On traverse, dans les pas de Marthe, toute l’Histoire du XXe siècle avec un focus plus particulier sur les deux guerres mondiales autour de deux événements particuliers. L’Occupation allemande du nord de la France en 1916, et aussi, pendant la Seconde Guerre mondiale, cette première rafle du Vel’ d’Hiv, la rafle des femmes indésirables. Était-ce pour vous une volonté délibérée de se pencher sur des épisodes moins connus ?
G. A. Je ne les connaissais pas non plus et j’ai dû faire un énorme travail documentaire. Ce n'est pas un roman historique à proprement parler mais il y a une trame historique et je tenais à ce qu’elle soit irréprochable. Je me serais terriblement ennuyé si j’avais eu l’impression de raconter ce que j’ai vu en film ou en série depuis toujours. Ce n'est pas une leçon d'Histoire mais plutôt une manière d'ouvrir une porte sur l’Histoire aux lecteurs et aussi un outil de réflexion sur l’époque actuelle. Je voulais témoigner de cette sensation qui m’habitait, celle de jeunesses volées, comme aujourd’hui encore en Ukraine.
À ce propos, juste avant la Seconde Guerre mondiale, lors d'une soirée mondaine, Marthe se fait la réflexion qu'elle ressent les mêmes frémissements qui avaient précédé la Première Guerre mondiale.
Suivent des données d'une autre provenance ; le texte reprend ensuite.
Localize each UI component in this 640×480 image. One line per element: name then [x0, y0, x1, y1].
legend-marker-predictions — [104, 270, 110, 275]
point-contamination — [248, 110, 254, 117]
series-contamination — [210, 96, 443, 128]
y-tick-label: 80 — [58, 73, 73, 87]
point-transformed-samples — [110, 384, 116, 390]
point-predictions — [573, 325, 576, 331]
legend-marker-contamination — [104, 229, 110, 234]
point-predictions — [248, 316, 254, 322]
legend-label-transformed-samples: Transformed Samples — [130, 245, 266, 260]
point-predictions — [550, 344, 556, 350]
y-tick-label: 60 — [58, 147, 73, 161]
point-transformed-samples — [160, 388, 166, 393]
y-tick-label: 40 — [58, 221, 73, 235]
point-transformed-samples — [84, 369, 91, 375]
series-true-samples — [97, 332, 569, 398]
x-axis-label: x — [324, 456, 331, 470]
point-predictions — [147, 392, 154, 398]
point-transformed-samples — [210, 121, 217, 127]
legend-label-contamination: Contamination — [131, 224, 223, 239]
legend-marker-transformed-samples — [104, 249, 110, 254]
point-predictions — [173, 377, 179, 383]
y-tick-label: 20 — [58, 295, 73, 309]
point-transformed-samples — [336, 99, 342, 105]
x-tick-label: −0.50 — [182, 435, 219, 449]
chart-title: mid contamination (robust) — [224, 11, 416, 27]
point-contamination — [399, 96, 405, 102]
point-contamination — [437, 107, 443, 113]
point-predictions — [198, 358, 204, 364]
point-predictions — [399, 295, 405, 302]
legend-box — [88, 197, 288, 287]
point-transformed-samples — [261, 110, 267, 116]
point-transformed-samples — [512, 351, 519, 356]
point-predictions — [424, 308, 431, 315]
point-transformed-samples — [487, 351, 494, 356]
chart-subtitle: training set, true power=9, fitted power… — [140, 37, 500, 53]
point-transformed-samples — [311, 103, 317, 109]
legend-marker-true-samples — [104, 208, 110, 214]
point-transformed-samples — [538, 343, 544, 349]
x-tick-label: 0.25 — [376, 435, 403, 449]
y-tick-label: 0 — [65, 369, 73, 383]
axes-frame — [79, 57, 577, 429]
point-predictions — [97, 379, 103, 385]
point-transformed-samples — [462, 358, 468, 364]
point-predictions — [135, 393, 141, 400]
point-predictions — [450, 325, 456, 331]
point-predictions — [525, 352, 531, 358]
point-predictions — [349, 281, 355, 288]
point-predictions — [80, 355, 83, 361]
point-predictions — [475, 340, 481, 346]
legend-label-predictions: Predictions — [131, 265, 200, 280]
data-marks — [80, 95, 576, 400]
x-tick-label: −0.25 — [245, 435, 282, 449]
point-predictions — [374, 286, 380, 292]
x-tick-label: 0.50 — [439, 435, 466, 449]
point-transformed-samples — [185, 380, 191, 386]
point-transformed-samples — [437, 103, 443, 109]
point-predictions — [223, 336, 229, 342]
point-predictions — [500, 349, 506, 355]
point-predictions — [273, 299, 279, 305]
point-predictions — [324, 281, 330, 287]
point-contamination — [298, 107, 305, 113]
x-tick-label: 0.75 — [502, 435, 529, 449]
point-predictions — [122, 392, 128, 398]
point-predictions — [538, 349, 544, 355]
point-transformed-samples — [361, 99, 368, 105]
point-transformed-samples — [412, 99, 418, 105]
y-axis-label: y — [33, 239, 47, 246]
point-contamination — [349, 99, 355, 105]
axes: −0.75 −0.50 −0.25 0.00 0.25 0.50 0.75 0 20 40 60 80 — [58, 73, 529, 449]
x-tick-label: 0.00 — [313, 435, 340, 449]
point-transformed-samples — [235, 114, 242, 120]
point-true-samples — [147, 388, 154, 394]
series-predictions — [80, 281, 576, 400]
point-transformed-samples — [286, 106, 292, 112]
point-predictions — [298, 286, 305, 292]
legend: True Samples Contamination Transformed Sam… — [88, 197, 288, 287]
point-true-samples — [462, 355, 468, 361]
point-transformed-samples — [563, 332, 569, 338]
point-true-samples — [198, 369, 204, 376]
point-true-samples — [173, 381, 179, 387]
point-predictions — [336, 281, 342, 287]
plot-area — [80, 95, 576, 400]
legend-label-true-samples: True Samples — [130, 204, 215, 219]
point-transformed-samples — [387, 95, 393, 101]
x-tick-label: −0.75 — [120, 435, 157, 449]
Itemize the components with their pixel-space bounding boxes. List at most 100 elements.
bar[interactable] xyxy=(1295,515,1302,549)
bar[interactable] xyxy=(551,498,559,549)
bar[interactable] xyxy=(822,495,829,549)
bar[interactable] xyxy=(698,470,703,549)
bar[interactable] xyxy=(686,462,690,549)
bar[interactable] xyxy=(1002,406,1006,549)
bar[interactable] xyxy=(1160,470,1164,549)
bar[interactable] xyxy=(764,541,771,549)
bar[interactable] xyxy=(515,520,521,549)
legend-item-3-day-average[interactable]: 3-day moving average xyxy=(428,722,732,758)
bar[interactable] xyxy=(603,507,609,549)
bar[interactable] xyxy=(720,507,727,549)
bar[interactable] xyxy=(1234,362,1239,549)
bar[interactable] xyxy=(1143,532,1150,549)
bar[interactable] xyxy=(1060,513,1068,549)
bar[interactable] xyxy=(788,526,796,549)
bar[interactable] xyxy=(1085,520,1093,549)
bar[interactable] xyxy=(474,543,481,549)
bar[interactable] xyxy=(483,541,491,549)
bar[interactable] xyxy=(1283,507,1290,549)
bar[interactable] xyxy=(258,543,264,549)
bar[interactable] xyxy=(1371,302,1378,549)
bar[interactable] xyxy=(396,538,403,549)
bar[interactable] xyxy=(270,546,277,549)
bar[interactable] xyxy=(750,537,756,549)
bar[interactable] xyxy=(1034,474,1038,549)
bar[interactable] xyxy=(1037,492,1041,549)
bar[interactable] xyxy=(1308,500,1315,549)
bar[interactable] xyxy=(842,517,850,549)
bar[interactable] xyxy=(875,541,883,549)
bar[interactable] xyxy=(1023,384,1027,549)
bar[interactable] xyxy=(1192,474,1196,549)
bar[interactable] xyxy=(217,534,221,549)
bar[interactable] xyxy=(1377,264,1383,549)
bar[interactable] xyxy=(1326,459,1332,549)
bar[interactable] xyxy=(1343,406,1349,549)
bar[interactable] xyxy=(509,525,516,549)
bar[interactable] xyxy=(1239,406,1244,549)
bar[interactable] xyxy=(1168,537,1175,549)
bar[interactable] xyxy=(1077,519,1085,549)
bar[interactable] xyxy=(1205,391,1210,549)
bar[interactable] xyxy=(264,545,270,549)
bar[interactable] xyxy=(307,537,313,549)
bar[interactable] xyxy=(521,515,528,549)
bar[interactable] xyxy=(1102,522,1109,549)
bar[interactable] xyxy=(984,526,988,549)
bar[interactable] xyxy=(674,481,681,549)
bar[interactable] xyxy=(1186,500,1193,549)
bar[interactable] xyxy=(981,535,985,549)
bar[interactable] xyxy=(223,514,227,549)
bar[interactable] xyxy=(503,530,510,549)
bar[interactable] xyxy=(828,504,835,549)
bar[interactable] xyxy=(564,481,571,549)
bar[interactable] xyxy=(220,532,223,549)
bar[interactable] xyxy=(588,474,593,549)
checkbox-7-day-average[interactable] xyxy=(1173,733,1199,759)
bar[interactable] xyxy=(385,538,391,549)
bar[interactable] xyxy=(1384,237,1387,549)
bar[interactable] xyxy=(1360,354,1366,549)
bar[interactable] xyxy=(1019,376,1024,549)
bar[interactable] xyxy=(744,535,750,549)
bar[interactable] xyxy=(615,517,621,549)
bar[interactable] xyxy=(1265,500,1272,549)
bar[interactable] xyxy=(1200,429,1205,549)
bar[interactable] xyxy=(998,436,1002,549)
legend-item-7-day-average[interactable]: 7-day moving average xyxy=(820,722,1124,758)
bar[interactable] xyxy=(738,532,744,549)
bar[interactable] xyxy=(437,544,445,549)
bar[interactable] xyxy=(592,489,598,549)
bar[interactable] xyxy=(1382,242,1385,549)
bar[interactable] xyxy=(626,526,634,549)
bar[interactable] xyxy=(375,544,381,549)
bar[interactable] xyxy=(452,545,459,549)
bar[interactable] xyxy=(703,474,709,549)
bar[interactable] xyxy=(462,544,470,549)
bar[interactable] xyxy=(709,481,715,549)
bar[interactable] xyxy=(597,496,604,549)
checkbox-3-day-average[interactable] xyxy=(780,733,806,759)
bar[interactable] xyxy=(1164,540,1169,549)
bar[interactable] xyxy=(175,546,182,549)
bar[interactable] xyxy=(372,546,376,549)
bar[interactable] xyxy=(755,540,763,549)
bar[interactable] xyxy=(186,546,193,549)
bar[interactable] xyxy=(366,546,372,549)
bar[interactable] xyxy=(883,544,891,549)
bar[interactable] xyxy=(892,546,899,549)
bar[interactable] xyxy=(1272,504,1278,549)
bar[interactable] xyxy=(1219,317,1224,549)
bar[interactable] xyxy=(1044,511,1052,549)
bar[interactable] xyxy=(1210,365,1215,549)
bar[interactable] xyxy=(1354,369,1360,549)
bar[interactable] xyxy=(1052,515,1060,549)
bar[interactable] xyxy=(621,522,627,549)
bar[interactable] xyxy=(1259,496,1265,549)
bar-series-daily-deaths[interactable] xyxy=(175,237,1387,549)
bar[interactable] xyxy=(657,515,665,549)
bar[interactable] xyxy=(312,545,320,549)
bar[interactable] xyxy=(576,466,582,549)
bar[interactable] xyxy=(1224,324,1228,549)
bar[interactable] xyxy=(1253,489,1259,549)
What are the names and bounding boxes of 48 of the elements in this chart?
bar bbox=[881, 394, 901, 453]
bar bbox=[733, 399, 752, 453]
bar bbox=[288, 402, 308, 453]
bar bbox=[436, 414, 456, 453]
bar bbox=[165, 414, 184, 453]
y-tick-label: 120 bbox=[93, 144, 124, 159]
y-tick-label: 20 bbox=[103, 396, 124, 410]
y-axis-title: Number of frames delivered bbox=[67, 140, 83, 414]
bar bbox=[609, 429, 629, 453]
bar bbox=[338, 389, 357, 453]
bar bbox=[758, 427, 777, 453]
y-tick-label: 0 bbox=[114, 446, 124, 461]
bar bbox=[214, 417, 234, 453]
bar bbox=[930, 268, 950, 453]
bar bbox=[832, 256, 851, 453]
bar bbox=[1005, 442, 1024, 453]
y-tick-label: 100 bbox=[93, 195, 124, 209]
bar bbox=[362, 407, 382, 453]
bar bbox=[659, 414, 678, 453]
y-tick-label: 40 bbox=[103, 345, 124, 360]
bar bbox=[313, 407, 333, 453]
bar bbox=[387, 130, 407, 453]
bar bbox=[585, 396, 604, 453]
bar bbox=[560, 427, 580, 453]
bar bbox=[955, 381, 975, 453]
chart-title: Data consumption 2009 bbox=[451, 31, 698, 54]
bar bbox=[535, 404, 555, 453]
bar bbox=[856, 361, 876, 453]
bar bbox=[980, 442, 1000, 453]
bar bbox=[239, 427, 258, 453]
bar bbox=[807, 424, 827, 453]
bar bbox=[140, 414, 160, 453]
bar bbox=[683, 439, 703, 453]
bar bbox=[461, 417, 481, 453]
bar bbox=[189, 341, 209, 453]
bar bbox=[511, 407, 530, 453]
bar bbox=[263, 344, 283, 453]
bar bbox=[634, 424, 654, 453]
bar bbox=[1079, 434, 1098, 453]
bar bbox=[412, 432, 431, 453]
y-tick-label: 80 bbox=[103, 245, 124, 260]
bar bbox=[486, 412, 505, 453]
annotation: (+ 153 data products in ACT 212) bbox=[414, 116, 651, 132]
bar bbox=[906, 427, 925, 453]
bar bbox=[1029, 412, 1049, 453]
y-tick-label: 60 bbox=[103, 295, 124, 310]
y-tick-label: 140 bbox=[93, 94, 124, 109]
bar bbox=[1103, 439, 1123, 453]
G. A. Malheureusement, ces frémissements que Marthe retrouve en 1916 et 1939, on les retrouve aujourd’hui. J’ai été rattrapé par l’actualité pendant l’écriture. J’ai rencontré des élèves le jour de l’invasion en Ukraine et je leur ai lu le tout premier chapitre. Il y a eu un grand blanc tout à coup : eux comme moi nous sommes sentis complètement rattrapés par l’Histoire, avec l'impression que tout recommençait. Je trouve que l’ouverture à la réflexion sur l’époque actuelle est nécessaire et j’aimerais que mon roman puisse y aider. C’est vraiment l'histoire d’amour éternel entre Marthe et André qui porte tout le roman. Mais les valeurs humanistes que Marthe développe au fil de son histoire, les leçons qu’elle a retenues des remous de l’Histoire et comment Florin, et nous finalement, écoutons cette parole, peuvent ouvrir à quelque chose de positif, de lumineux pour l'époque contemporaine. Même si on traverse beaucoup de choses très dures, il y a toujours des personnages qui tirent vers l’espoir que l’humanité se sauvera elle-même.
Le premier regard échangé par Marthe et André se fait au travers d’un miroir, sous l’œil de soldats. On est en 1916 pendant l’Occupation allemande. Avant que la guerre ne les sépare, Marthe fait à André une promesse « emporte mon reflet, tant que tu le garderas, rien ne nous séparera. » Un serment d'amour qui va tout chambouler. Marthe a désormais 17 ans à jamais. En 2016, Florin est quant à lui une gueule cassée du XXIe siècle : son visage lui a été arraché lors des attentats du Bataclan. Dans l'hôpital où on le reconstruit, il reçoit la visite d'une jeune fille de 17 ans : elle s'appelle Marthe, elle avait 17 ans lors de la Première Guerre mondiale.